Store the session information in the directory at PATH. (By default, this is a subdirectory of the current directory, named after the script you are executing.)

If PATH is an existing directory, it will be used for storing job information, and an index file (with suffix .csv) will be created in it. Otherwise, the job information will be stored in a directory named after PATH with a suffix .jobs appended, and the index file will be named after PATH with a suffix .csv added.

-N, --new-session
 Discard any information saved in the session directory (see the --session option) and start a new session afresh. Any information about jobs previously recorded in the session is lost.
-u, --store-url URL
 

Store GC3Pie job information at the persistent storage specified by URL. The URL can be any form that is understood by the gc3libs.persistence.make_store() function (which see for details). A few examples:

  • sqlite – the jobs are stored in a SQLite3 database named jobs.db and contained in the session directory.
  • /path/to/a/directory – the jobs are stored in the given directory, one file per job (this is the default format used by GC3Pie)
  • sqlite:////path/to/a/file.db – the jobs are stored in the given SQLite3 database file.
  • mysql://user,passwd@server/dbname – jobs are stored in table store of the specified MySQL database. The DB server and connection credentials (username, password) are also part of the URL.

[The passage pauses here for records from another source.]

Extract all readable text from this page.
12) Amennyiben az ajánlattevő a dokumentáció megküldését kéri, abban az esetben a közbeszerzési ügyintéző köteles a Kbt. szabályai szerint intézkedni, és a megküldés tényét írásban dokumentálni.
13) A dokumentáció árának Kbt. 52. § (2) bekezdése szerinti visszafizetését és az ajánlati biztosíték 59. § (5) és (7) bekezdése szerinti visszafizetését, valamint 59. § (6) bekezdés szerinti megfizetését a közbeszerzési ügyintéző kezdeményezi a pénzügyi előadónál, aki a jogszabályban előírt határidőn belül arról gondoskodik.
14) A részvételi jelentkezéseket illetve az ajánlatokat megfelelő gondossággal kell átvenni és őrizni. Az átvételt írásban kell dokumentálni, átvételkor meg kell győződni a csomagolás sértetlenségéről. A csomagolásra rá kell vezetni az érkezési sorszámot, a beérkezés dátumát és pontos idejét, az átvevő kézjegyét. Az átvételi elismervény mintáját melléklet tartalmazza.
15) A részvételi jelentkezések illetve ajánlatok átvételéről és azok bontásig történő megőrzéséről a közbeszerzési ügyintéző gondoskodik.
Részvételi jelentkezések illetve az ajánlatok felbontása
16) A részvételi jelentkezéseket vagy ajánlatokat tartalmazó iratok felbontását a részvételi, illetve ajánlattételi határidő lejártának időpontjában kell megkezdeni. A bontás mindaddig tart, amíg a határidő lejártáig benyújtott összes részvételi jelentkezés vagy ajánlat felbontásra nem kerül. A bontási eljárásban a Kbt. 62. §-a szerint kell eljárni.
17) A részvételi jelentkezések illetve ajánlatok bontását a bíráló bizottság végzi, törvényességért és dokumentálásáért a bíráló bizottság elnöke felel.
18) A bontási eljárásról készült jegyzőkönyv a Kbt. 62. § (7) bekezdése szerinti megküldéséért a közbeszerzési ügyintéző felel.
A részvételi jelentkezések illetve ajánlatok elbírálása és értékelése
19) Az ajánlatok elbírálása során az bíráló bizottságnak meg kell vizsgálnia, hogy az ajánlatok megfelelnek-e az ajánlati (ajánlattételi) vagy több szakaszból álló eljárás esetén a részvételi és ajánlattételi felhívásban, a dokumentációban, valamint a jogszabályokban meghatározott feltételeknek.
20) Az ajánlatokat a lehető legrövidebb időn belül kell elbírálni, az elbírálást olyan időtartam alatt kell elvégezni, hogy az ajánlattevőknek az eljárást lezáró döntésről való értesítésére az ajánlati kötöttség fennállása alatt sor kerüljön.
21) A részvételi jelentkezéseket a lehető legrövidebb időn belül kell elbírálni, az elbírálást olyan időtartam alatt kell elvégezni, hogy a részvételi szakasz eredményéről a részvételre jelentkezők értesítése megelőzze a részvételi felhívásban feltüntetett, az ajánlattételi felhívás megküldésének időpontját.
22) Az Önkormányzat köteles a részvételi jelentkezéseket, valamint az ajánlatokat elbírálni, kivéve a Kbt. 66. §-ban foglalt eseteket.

If this option is omitted, GC3Pie’s SessionBasedScript defaults to storing jobs in the subdirectory jobs of the session directory; each job is saved in a separate file.

Exit code

A GC3Apps script exits when all jobs are finished, when some error occurred that prevented the script from completing, or when a user interrupts it with Ctrl+C

In any case, the exit code of GC3Apps scripts tracks job status (in the following sense). The exitcode is a bitfield; the 4 least-significant bits are assigned a meaning according to the following table:

Bit Meaning
0 Set if a fatal error occurred: the script could not complete
1 Set if there are jobs in FAILED state
2 Set if there are jobs in RUNNING or SUBMITTED state
3 Set if there are jobs in NEW state

This boils down to the following rules:

  • exitcode is 0: all jobs are DONE, no further action will be taken by the script (which exists immediately if called again on the same session).
  • exitcode is 1: an error interrupted the script execution.
  • exitcode is 2: all jobs finished, but some are in FAILED state.
  • exitcode > 3: run the script again to make jobs progress.